Ingredients
Equipment
Method
Step‑By‑Step Instructions
- Preheat your oven to 350°F (175°C). Bring a large pot of salted water to a boil and add 1 pound of elbow macaroni. Cook according to package instructions until al dente, usually about 8-10 minutes. Once done, drain the pasta and set it aside, allowing its residual heat to keep it warm while you prepare the cheesy sauce.
- In a large saucepan over medium heat, melt 4 tablespoons of unsalted butter. Once melted, whisk in ¼ cup of all-purpose flour, cooking for about 1 minute until you have a bubbly paste. Gradually add 3 cups of milk while continuously whisking to eliminate lumps. Stir frequently and bring the mixture to a simmer, watching for it to thicken slightly, which should take around 5-7 minutes.
- Reduce the heat to low and stir in 2 cups of shredded cheddar cheese and 1 cup of shredded mozzarella cheese, continuing to stir until fully melted and smooth. This creamy mixture is the heart of your BBQ Chicken Mac and Cheese! Season with 1 teaspoon of garlic powder, 1 teaspoon of onion powder, salt, and pepper to taste.
- Gently fold in the drained macaroni into the cheese sauce, ensuring each piece of pasta is evenly coated.
- In a separate bowl, combine 2 cups of cooked and shredded chicken breast with 1 cup of BBQ sauce, mixing it well until the chicken is fully coated. Once your BBQ chicken is ready, fold it gently into the macaroni and cheese mixture.
- Pour the BBQ Chicken Mac and Cheese mixture into a greased 9x13 inch baking dish, spreading it out evenly.
- If desired, sprinkle ½ cup of breadcrumbs evenly over the top. Place the dish in the preheated oven and bake for 20-25 minutes, or until the top is golden brown and bubbling.

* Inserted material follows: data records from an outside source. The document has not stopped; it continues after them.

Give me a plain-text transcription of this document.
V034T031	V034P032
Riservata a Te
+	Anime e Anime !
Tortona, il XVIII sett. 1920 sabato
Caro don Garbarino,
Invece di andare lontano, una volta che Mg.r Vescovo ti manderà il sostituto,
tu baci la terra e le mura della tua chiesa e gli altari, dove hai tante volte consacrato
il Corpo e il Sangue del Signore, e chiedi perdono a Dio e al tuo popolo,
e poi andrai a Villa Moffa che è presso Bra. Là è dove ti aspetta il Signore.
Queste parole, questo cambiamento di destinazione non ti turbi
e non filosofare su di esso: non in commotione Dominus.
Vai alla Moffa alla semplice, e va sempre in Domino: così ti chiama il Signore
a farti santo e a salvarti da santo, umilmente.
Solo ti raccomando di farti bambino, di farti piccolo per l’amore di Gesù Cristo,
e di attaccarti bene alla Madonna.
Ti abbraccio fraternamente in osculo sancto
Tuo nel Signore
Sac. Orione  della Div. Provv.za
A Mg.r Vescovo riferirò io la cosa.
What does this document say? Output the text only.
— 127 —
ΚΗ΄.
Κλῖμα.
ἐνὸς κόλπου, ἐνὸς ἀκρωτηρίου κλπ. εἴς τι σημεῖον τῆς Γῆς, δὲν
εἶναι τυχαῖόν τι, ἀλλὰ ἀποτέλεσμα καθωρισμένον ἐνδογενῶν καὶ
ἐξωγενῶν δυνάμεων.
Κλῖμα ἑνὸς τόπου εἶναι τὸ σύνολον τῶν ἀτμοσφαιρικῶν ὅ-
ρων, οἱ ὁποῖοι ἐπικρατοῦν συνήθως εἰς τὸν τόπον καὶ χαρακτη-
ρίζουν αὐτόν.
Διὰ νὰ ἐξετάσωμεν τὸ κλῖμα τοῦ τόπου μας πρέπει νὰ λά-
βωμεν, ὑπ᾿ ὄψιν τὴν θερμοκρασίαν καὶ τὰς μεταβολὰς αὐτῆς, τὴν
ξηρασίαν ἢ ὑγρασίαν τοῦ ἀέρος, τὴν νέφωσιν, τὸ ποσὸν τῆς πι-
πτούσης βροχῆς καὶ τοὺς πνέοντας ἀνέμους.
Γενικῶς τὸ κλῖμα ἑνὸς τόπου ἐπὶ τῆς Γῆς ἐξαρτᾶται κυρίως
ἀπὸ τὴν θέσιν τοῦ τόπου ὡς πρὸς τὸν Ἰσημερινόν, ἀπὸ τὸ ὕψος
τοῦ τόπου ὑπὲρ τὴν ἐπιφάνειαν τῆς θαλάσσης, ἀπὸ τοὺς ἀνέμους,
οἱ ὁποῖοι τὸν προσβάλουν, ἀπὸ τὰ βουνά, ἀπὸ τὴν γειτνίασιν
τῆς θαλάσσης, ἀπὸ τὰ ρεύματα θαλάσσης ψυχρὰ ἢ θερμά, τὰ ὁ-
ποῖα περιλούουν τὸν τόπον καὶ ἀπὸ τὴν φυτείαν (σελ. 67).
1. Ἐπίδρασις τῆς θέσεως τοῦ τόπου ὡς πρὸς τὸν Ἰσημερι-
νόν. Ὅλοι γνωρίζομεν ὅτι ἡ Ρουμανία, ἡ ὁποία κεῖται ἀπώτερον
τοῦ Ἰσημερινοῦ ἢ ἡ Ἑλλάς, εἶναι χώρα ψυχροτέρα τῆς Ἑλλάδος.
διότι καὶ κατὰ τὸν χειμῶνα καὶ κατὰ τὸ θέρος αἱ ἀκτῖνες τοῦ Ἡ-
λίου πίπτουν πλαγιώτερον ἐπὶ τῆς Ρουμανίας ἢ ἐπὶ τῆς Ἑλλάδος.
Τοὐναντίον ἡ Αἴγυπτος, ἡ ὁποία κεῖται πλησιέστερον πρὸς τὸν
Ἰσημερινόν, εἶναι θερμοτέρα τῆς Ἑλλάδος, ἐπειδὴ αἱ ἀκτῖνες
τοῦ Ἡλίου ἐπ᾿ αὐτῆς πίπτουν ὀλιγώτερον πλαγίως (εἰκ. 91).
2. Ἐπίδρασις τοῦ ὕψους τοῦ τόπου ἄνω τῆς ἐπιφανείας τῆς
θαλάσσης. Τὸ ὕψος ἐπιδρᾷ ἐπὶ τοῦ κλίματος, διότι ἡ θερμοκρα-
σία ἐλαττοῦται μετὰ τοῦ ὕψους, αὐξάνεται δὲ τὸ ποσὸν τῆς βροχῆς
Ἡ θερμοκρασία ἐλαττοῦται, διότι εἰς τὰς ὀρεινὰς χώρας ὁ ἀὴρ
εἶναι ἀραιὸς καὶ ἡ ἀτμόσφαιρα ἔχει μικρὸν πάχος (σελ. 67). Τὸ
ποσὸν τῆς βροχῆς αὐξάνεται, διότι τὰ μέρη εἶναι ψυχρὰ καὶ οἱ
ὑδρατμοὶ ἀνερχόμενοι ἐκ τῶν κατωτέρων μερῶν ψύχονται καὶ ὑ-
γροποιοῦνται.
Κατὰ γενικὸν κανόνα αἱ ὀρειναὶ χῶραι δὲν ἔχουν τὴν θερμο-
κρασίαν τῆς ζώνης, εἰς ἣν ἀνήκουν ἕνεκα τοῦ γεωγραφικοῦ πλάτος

- Once baked, carefully remove the dish from the oven and let it cool for about 10 minutes. Drizzle additional BBQ sauce over the top and garnish with fresh sliced green onions and chopped parsley.
- Your BBQ Chicken Mac and Cheese is now ready to be served! Scoop out generous portions and watch as everyone digs in with delight.
Nutrition
Notes
Feel free to mix in steamed broccoli or bell peppers for added nutrition and taste. Store leftovers in an airtight container for up to 3 days, or freeze for up to 3 months.